Hele ki turizme koşar adım giden illerde bu stratejileri çok dikkatli uygulamak ve buna uygun da algı yönetimini sağlamak gerekiyor.

İşte Trabzon da turizme koşar adım ilerleyen illerden biri.

Trabzon İl Kültür Turizm Müdürlüğü 2017 verilerine göre 519 otel ve konaklama merkezi ve 31.162 yatak kapasitesi ile Doğu Karadeniz Bölgesi’ndeki illerden kat kat ilerde Trabzon.

Peki yeterli mi?

Bence yeterli.

Yetersiz diyenlere kulak asmayın, mevcut işletmelerin hizmet kalitesini ve fiziki alt yapısını geliştirmeye bakın.

Uzun vadeli hedefler yapmadan ‘arazi benim biraz da param var o zaman bir otel açayım yatırıma devlet destekleri de var 3 ay iş yapsam yeter kış aylarında kapatırım’ demek fidan aşamasındaki turizme balta vurmaktır.

Peki neden böyle oldu?
Çünkü turizm sektörü Trabzon’a biraz tepeden inme geldi. Tepeden inen turizme rövaşatayı da basın vurdu fakat turizm tam olarak çizgiyi geçmedi, kısacası hala gol olmadı.

Turizmde nitelikli personel yetiştirmeden, nitelikli personele gereken ücret verilmeden, mevcut turizm işletmelerinin alt yapı çalışmalarını tamamlamadan, müşteri odaklı çalışmadan, kaliteli acenteler kurmadan, turizm ile ilgili ürün çeşitliliği oluşturmadan, kış turizmini canlandırmadan, yerel halkı turizm ile uyumlu hale getirmeden, turizm konusundaki denetimleri tam anlamıyla yapmadan, turizmde Sümela ve Uzungöl dışına çıkmadan turizm tam anlamıyla çizgiyi geçmeyecektir.

Peki ne yapmalıyız?
Yazımın başında da paylaştığım gibi turizm sektöründe sürdürülebilirliği sağlamak için sorun analizini yapıp bu sorunları çözmek için stratejiler geliştirmek ve yapılan faaliyetleri de denetlemek gerekiyor.

Turizmi sadece bina olarak görmemek gerekiyor. O binaları turistlere sevdirecek olanlar yine çalışanlardır. Turizm kenti Trabzon’un işsiz gençlerimizi turizm alanında mesleki eğitim almaya yönlendirmesi gerekiyor. Turizm alanında lisans eğitiminin biran evvel hayata geçmesi gerekiyor. Bugün tam kapasite ile çalışan otel ve konaklama merkezlerinin yarın olası bir kriz anında ne yapacağını bilmesi gerekiyor.

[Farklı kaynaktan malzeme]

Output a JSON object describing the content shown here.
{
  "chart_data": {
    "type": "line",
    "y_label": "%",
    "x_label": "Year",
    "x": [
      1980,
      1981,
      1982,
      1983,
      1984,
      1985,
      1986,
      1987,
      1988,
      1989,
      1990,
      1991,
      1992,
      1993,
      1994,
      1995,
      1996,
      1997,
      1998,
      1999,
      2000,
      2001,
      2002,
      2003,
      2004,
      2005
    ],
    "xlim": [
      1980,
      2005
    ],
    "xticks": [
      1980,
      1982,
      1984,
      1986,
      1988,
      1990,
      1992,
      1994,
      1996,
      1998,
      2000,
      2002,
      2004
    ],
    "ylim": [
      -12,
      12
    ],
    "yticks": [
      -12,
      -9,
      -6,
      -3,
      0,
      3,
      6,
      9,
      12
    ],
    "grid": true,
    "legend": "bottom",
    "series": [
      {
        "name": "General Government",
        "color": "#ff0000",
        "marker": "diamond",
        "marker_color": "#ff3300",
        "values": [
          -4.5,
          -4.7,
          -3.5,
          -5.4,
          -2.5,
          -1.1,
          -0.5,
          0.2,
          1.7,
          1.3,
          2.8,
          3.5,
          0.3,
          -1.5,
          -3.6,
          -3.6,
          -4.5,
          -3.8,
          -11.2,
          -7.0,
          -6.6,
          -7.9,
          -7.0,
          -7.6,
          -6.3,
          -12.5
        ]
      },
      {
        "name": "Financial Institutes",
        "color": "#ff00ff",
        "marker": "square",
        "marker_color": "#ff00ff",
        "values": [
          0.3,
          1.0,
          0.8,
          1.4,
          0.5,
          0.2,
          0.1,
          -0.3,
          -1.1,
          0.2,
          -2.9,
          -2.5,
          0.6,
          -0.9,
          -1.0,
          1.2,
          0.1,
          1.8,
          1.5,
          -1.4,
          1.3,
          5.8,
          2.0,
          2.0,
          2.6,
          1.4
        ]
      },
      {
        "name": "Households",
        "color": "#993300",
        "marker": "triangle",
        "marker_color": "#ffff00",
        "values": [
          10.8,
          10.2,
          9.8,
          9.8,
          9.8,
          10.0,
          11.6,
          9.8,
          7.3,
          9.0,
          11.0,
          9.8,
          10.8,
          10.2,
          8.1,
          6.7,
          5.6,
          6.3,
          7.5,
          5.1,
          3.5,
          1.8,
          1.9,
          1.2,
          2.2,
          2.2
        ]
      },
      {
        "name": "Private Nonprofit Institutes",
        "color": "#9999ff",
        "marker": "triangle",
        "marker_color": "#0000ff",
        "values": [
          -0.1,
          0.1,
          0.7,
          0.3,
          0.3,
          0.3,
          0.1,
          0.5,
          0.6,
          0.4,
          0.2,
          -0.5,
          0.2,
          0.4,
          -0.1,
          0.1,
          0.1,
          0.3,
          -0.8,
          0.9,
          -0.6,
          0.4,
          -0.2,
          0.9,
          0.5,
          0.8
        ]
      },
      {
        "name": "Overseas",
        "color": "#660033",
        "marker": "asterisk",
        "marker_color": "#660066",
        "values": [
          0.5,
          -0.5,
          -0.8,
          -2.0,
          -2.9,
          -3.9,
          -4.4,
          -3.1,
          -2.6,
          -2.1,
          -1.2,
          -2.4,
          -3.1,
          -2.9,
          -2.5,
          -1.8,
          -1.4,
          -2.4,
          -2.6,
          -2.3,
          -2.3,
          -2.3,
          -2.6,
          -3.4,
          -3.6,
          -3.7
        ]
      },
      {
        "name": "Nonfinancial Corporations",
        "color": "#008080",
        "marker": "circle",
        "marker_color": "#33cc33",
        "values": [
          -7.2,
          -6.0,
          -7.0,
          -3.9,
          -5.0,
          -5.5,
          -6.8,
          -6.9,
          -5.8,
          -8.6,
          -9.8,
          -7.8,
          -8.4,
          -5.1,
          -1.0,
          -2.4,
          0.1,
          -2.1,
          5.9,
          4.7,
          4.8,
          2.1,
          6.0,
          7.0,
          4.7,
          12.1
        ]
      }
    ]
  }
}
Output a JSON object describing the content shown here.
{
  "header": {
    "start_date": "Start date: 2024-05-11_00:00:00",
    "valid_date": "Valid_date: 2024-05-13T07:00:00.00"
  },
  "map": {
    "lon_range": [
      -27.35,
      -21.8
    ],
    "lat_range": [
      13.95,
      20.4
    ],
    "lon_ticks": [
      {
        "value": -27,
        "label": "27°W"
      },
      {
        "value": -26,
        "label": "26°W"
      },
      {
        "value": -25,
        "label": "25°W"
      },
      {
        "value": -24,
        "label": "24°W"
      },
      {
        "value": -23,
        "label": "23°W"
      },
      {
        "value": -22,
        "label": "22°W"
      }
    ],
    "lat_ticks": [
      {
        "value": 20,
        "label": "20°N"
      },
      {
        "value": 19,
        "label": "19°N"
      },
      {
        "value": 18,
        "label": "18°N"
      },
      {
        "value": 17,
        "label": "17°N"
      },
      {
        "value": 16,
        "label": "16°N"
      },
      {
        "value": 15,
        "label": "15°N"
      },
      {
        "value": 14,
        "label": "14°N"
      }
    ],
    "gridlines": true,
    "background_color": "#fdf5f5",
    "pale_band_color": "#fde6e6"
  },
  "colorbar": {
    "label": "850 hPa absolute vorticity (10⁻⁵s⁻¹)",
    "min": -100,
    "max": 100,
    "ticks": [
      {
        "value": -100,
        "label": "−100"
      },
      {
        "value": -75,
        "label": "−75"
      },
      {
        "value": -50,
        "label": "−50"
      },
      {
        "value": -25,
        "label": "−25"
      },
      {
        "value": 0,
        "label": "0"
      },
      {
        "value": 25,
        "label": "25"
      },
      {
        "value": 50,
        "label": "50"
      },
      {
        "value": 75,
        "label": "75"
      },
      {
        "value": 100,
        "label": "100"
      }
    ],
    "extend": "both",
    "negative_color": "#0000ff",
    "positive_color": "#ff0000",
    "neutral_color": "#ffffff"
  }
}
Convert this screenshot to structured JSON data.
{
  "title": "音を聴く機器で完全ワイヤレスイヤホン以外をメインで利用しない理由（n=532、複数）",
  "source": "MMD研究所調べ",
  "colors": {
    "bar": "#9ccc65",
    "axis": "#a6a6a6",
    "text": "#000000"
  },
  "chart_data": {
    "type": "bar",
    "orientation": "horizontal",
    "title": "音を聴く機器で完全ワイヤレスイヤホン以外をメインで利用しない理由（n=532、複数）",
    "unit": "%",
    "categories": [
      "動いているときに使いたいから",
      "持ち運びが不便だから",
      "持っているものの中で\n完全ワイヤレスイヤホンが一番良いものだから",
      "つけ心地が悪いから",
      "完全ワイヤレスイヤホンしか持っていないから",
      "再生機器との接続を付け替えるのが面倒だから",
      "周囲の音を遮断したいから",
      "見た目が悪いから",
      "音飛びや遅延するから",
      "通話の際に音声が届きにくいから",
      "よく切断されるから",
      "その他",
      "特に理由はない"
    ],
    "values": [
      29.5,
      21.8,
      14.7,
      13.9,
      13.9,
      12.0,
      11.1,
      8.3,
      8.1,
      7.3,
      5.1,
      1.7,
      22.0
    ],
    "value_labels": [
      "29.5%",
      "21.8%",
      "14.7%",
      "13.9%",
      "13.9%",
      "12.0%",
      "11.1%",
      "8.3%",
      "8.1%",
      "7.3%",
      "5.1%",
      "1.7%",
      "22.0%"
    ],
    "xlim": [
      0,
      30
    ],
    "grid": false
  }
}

Her şeyi Orta Doğu’dan gelen ‘arap turistlere’ bağlamamak gerekiyor. Müşteri portföyümüzü genişletmemiz gerekiyor.

Kısacası Trabzon bizim arkadaşlar. Turizmin ilimizde kalıcı olmasını istiyorsak doğru adımlar atmamız gerekiyor. Halkımızı, işverenlerimizi, iş arayanlarımızı, basınımızı, kamu kurum ve kuruluşlarımızı, sivil toplum kuruluşlarımızı, yatırımcılarımızı doğru yönlendirmemiz gerekiyor.

Turisti Kazananın Geleceği Kazanacağını düşünerek şunu söylemek istiyorum bu turizm Trabzon’da bir gün ‘gol’ olacaktır. Sağlıcakla kalın, mutlu yıllar.